TODAY — when no blinds are drawn, few holds are barred, and infra-red rays defeat most ancient attempts at concealment — today would surely seem an opportune and benign period for literary biography. Nevertheless, the specialist’s need, the academician’s demand for all the facts, all the clues, all the conjectures tend to overshadow the larger aims and livelier pleasures of biography itself. Narrative values are as much discounted, or as much play second fiddle, in “serious” literary biography as in fiction. Is it perhaps a little strange, and even a little symptomatic, how seldom superior creative writers have attempted literary biography at all? One thinks of Moore’s Byron, Scott’s Dryden, Mrs. Gaskell’s Charlotte Bronte; thereafter, a Trollope’s Thackeray. or a Henry James’s Hawthorne, or in our own day, an Angus Wilson’s Zola is a small-scale work, predominantly critical. In other words, writers with the greatest gift for form and structure, storytelling and style, innovation and experiment are virtually strangers to our story. In terms of revolutionizing procedures, it is difficult to add a third name to Boswell’s and Strachey’s (unless we invoke Freud’s, for his making parentage, once a few pages in Chapter I, now motivate entire biographies).

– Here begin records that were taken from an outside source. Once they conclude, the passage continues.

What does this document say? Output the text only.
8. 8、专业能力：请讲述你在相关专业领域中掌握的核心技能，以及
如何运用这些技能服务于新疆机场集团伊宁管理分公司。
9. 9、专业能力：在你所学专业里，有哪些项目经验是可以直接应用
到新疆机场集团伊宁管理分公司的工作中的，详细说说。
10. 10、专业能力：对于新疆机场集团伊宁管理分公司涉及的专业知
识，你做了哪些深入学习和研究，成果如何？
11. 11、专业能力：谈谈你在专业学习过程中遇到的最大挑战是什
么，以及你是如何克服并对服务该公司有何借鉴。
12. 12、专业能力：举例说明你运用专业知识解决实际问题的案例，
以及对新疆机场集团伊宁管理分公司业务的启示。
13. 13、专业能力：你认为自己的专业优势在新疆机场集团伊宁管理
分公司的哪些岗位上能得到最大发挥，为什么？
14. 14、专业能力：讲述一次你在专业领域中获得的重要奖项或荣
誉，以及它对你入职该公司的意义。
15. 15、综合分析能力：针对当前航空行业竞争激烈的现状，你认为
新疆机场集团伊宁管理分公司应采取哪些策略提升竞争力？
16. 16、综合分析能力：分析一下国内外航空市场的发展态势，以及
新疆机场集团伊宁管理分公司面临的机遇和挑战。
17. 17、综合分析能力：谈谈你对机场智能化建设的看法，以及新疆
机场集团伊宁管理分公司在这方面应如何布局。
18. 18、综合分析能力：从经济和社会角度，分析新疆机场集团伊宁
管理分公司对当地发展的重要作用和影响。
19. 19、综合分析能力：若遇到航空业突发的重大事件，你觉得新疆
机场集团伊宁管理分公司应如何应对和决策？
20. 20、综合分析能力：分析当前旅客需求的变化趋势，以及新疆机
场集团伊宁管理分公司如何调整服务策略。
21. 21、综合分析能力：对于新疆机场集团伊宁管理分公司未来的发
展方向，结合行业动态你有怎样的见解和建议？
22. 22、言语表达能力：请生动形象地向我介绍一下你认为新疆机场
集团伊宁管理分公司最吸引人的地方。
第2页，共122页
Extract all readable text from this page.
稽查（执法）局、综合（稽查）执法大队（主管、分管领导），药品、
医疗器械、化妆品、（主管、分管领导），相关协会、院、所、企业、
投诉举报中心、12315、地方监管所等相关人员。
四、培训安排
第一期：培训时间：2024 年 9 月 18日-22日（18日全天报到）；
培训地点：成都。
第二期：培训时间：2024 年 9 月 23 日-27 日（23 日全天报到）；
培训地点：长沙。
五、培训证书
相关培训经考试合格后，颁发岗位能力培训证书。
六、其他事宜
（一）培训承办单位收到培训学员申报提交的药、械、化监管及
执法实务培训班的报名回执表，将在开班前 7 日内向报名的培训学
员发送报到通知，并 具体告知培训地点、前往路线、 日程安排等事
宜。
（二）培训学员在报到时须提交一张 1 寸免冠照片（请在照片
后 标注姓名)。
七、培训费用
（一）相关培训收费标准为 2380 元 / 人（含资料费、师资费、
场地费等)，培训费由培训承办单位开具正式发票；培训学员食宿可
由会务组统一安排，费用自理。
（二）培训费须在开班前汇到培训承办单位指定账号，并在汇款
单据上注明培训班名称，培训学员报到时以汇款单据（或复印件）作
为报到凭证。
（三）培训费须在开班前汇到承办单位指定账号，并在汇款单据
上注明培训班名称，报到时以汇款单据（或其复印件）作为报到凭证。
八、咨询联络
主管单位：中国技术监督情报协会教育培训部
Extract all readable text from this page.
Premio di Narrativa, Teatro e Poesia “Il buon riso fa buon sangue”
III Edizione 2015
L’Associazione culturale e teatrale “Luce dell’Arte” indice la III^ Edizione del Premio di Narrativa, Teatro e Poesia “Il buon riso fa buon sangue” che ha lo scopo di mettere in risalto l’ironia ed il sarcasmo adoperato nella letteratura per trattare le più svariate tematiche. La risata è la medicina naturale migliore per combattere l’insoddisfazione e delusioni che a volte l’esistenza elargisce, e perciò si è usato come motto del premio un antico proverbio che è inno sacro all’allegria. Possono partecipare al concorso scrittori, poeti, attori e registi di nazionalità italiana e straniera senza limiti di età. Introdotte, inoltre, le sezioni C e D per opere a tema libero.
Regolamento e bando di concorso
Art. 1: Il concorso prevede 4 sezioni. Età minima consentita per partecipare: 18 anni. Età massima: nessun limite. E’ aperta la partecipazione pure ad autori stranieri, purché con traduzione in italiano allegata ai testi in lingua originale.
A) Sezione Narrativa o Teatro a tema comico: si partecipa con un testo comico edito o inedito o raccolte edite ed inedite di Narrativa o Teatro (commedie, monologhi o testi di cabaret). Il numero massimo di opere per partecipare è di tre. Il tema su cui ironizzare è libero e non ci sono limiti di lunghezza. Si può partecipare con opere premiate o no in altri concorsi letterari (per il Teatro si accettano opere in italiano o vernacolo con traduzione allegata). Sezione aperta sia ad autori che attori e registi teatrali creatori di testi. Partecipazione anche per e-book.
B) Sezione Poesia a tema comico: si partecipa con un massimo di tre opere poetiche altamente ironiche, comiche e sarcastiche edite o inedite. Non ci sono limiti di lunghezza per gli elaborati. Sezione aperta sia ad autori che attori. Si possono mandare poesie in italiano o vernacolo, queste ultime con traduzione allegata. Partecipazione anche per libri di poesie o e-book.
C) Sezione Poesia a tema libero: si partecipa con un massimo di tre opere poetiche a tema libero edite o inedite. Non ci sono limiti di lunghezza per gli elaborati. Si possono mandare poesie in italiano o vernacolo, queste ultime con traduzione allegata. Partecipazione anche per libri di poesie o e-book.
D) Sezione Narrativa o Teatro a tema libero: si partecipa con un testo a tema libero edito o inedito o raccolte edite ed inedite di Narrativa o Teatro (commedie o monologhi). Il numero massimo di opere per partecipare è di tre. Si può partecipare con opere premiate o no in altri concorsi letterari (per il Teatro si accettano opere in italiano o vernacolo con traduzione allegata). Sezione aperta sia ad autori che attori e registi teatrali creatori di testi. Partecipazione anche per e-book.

A biography would seem to take firm shape, or indeed acquire shapeliness, where it boasts a special approach or visible theme, as with A. J. A. Symons’ The Quest for Corvo, Francis Steegmuller’s Flaubert and Madame Bovary, or Justin Kaplan’s recent Mr. Clemens and Mark Twain. Otherwise, matters boil down to a number of very good biographies — the first volume of Professor Pottle’s Boswell is the latest and one of the best — all well laid out in their way, but asserting no very distinctive patterns and articulating no really instructive laws. Nor should patterns and laws much matter, provided the gifted and skillful biographer can satisfy his need to select, refine, reorder, omit in an age where the stress is all on digging up new facts, on dredging up new solutions or — better yet — new mysteries.